Selam söylenmesi gereken amcamda Şerif Mardin,
“Mahalle baskısı” sloganından sonra ortaya attığı slogan:
İmamın mı öğretmenin mi güçlü .
Diyor ki,
eskiyi temsil eden imam
yeniyi yani cumhuriyeti temsil eden öğretmeni yenmiştir.
Çünkü cumhuriyet ideoloji olarak
İyi, doğru ve güzel ini yaratamamıştır.
İmam ise topluma dünde var olan
iyi, doğru ve güzelini sunmuş toplum bunu kabul etmiştir.
Haliyle imam öğretmene baskın çıkmıştır.
Amcam böyle söyleyince
benim yurdum insanı gene lafı tersinden aldı
ve konuyu toplumsal boyutundan soyutlayıp,
horoz dövüşü boyutuna indirgedi.
İmam mı döver öğretmen mi?
Oysa konu toplumsal değişim.
Yani muasır medeniyet seviyesine çıkma çabası.
Bu çaba konusunda öğretmenin yenik olduğu açıktır.
Neden?
Yeniyi temsil ediyor olması dolayısıyla
zaten bir dirençle karşılaşan öğretmenin
toplumu etkileme ve dönüştürme konusunda da zorlukları var.
Bu zorluk, algılama zorluğudur.
Öğretmen,
muasır medeniyet seviyesinin ne olduğu konusunda
doğru bir kanaate varamamıştır.
Muasır medeniyet seviyesi
batı medeniyeti mi?
Yoksa oluşturulması gereken yepyeni bir medeniyet mi?
Öğretmen bu ikilemin içinden çıkmadan ya da çıkamadan
başka bir açmazla karşılaşmış.
Muasır medeniyet seviyesini yakalamanın,
temel taşı olarak
Kemalizm,
Atatürkçülük
veya ne ad verirsek verelim
birtakım ilkeler belirlenmiş
ve bu ilkeler tabu olarak dikte edilmiştir.
Bir ideoloji prensiplerinden çok
bir siyasi partinin
belli bir zaman ve mekanın sorunlarını çözmeye yönelik
çözüm teklifleri niteliğindeki ilkeler
gelişmeler karşısında tartışılır hale gelince,
öğretmenin ideolojisinin zemini kaymış,
bu zeminsizlik, toplumsal değişimin zorluğu
ve zaman, zaman sahipsiz kalmanın burukluğuyla
bu yenilginin sebebini oluşturmuştur.
“Öğretmenin” hali bu iken
acaba “imam” gerçekten galip mi
yoksa aslında galip olan başka bir şey mi?
Muasır medeniyet adına öğretmen
iyi, güzel ve doğru bir şeyler koyamazken
imam bunları gerçekleştirdi mi?
Toplumun kabul ettiği şey
muasır medeniyetin iyileri güzelleri ve doğruları mı?
Yoksa bu doğrular dünün iyi, güzel ve doğrularımı?

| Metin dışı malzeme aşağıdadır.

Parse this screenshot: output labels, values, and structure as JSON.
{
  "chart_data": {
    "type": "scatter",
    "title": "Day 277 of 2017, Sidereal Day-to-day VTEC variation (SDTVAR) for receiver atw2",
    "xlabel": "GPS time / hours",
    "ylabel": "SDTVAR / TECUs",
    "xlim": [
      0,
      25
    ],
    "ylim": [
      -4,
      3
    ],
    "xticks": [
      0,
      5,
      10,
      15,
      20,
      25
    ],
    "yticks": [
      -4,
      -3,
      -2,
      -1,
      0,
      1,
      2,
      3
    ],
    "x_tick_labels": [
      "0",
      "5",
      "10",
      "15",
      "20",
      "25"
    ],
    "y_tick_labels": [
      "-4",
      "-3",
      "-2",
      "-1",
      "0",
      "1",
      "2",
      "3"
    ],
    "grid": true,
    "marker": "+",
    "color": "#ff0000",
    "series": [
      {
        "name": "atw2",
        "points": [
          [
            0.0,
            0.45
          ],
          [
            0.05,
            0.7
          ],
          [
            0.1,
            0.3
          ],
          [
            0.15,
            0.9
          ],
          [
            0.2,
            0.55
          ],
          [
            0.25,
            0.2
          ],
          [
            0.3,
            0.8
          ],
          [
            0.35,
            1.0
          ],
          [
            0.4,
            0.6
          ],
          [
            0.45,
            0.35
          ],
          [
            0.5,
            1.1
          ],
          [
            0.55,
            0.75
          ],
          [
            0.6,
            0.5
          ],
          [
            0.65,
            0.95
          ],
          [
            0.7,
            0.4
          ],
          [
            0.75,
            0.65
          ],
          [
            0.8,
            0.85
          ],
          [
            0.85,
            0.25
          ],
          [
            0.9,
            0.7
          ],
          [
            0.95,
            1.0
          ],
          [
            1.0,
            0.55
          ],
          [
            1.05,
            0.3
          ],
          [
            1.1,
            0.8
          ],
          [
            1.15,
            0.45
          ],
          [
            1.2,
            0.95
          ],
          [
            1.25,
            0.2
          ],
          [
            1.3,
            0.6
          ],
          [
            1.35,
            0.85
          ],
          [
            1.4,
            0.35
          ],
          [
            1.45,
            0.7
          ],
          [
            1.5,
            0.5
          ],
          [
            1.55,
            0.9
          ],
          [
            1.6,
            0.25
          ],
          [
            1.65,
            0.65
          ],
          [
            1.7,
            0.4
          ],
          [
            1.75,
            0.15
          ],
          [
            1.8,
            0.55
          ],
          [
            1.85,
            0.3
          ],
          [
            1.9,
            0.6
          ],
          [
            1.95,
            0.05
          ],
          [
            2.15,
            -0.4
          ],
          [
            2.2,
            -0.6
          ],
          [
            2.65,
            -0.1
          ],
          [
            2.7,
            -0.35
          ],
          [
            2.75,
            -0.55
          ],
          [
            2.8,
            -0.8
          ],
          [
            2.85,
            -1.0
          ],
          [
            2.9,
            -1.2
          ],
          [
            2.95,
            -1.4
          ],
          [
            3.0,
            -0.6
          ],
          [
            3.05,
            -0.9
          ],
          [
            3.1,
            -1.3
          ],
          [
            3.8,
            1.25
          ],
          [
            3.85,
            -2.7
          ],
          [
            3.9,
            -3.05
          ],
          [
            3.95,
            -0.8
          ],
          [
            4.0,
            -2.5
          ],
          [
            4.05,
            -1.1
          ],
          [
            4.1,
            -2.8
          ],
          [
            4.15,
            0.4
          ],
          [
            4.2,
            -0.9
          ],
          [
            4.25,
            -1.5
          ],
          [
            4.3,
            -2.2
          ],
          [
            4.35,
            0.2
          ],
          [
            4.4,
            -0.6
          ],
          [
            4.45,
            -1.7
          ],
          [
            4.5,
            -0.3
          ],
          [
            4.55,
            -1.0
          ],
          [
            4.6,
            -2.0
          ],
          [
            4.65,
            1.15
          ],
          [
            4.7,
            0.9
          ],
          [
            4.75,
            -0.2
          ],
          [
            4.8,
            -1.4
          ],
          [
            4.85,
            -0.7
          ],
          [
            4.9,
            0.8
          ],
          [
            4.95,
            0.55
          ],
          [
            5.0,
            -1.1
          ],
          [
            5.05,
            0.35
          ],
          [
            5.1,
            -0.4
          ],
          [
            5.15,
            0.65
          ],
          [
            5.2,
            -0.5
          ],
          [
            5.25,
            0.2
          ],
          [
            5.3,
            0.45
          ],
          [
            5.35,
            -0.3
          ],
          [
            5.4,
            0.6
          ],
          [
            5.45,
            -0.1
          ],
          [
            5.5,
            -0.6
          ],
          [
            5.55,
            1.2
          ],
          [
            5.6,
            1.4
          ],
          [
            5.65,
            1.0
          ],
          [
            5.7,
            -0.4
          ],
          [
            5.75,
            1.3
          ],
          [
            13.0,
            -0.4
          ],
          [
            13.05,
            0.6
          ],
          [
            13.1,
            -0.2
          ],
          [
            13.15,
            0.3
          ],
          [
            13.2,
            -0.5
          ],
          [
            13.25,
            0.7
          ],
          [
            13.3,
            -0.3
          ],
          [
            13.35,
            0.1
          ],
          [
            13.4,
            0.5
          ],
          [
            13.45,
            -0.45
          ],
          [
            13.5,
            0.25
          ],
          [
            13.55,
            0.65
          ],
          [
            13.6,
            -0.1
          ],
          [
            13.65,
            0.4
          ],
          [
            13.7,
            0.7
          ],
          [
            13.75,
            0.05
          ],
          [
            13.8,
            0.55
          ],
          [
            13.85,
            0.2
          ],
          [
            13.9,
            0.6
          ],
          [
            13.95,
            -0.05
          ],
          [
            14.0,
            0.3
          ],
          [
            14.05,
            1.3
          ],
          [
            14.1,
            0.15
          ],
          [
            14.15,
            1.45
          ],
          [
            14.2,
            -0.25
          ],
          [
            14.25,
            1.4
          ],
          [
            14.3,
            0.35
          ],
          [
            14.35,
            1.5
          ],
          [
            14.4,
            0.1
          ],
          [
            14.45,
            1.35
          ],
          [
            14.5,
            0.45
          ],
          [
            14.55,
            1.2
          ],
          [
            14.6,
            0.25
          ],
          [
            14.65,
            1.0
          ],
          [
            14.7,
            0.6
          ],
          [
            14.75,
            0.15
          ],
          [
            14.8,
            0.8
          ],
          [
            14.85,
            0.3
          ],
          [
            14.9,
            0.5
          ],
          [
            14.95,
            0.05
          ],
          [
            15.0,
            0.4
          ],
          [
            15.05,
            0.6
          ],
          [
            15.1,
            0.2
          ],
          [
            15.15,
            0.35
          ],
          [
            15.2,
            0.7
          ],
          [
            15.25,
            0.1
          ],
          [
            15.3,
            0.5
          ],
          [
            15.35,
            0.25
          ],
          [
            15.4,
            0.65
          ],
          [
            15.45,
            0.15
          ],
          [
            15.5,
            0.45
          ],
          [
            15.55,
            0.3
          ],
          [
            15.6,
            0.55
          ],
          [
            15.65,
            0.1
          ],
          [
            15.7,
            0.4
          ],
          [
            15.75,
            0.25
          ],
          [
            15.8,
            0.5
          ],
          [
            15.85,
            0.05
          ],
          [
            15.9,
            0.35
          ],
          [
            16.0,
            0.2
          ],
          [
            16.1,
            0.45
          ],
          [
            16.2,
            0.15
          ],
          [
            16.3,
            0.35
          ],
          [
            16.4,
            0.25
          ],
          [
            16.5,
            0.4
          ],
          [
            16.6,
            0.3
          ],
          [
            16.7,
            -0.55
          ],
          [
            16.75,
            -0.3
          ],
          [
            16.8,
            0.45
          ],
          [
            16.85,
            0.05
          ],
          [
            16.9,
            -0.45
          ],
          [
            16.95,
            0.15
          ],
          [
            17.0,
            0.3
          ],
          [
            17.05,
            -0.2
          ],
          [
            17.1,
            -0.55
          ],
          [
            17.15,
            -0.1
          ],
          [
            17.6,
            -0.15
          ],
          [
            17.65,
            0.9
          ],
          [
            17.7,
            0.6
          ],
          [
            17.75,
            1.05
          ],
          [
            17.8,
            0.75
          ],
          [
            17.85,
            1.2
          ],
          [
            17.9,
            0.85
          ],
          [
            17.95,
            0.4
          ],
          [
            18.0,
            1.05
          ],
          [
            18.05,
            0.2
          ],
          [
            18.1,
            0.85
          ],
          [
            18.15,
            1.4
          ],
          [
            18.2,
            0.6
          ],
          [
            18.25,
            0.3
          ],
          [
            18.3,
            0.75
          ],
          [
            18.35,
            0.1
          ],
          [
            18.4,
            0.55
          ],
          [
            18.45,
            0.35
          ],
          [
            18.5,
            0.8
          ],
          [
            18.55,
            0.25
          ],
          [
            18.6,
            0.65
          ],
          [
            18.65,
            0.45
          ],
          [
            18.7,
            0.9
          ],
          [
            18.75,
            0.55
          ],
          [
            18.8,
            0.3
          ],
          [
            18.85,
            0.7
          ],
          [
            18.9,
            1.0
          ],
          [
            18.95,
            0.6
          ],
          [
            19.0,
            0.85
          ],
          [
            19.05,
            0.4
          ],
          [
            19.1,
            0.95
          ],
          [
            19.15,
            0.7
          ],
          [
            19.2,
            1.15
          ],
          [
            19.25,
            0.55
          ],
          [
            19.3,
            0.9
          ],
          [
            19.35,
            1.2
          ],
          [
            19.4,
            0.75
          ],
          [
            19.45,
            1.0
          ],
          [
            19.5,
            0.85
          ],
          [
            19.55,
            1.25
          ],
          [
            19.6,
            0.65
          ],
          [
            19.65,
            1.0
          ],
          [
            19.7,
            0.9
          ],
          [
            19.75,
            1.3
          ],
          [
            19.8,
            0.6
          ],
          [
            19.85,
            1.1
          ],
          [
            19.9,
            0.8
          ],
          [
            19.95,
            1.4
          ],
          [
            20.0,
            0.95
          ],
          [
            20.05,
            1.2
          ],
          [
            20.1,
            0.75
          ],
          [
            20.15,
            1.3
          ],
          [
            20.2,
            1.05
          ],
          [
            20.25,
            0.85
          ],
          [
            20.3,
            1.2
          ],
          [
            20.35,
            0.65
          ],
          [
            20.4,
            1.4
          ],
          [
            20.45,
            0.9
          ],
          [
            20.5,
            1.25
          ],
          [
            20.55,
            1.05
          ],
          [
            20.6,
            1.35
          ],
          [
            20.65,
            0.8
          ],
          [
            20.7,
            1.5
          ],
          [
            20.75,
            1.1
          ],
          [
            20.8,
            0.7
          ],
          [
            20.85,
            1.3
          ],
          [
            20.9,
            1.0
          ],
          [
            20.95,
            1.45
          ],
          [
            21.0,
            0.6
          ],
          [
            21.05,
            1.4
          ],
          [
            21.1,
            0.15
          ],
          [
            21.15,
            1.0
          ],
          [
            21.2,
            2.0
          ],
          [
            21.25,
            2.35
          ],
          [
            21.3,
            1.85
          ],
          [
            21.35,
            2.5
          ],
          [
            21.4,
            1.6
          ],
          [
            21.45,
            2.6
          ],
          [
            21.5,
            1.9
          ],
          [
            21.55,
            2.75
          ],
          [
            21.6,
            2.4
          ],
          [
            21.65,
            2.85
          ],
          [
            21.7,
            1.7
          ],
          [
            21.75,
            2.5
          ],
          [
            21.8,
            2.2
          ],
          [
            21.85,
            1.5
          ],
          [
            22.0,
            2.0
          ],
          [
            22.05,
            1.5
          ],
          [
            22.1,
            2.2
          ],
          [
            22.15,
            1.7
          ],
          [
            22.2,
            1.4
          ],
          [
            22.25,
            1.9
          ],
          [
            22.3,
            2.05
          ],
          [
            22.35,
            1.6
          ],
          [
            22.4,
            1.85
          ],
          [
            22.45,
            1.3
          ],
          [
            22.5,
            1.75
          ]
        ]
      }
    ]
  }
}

Yani toplumumuzu Mondros noktasına getiren iyiler güzeller ve doğrular mı?
Toplumun kanıksadığı için kabullendiği değerler
bizi esarete götüren değerlerse,
imam bunu gerçekleştirmişse,
bu esarete giden gayreti başarılı mı saymalıyız?
Yoksa toplum olarak sorunu
imamın veya öğretmenin
yenmesi veya yenilmesi kısır boyutundan kurtarıp
toplumun değişimi ve dönüşümü için
imamın ve öğretmenin el ele vermesi,
bir Türk aydınlanması
için gayret göstermeye vesile mi saymalıyız?